Short, sweet and chock-full of both existential joy and dread, Peter F. Hamilton and Gareth L. Powell’s novella Light Chaser is a hard science thriller set in a utopian future.
A lonely quasi-immortal, Amahle is a light chaser, a spaceship captain who travels the stars and takes advantage of enhanced genetics and lightspeed time-dilation to cross through millenia. Her mission is the dispersion and eventual retrieval of memory collars, fancy futuristic necklaces that record the memories of entire lifetimes: Imagine the 94-part Instagram stories of your most social media addicted-friends, but stretching across a century with fewer grainy, impossible-to-hear concerts. Between planets, Amahle uses these memory collars to experience the lives of those she met on her visits, with only the ship’s AI as her companion. That is, until she realizes that someone is trying to reach out to her through the memory collars, someone capable of communicating across centuries and galaxies.

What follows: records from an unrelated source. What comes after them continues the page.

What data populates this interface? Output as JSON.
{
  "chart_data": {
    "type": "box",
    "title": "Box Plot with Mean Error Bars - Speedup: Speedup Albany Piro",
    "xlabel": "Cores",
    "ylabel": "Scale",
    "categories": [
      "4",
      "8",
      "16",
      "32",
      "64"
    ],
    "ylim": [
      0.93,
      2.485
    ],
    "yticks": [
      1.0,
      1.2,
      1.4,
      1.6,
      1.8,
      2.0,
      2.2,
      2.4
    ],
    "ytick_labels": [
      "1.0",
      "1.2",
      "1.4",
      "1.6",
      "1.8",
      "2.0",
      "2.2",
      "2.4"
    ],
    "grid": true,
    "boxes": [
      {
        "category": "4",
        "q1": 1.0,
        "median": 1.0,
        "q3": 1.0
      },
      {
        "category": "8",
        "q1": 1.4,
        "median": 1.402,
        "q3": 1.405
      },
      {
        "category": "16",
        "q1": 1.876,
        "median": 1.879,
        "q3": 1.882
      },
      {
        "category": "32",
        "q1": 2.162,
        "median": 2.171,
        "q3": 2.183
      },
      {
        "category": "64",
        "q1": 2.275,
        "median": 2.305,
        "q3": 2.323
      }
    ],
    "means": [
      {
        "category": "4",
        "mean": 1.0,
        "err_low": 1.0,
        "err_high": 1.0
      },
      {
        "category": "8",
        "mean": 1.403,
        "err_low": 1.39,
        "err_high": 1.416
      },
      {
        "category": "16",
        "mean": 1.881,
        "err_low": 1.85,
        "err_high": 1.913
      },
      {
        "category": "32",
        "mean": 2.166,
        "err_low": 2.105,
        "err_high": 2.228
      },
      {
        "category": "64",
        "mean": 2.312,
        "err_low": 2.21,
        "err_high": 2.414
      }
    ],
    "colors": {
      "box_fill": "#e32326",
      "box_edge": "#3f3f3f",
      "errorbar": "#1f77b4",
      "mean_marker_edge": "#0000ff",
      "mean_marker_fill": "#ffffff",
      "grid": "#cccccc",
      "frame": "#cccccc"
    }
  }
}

Despite its short length, Light Chaser plunges into both soul-bound, possibly fated love and universe-spanning conspiracies. Readers who love unique science fiction settings will enjoy how Hamilton and Powell reveal new worlds with each new chapter. Both world building and suspense increase in tandem, complexity and depth building throughout the story while each new reveal amps up the tension.
An ideal read for a flight or a cozy afternoon at home, Light Chaser will make an afternoon seem like minutes.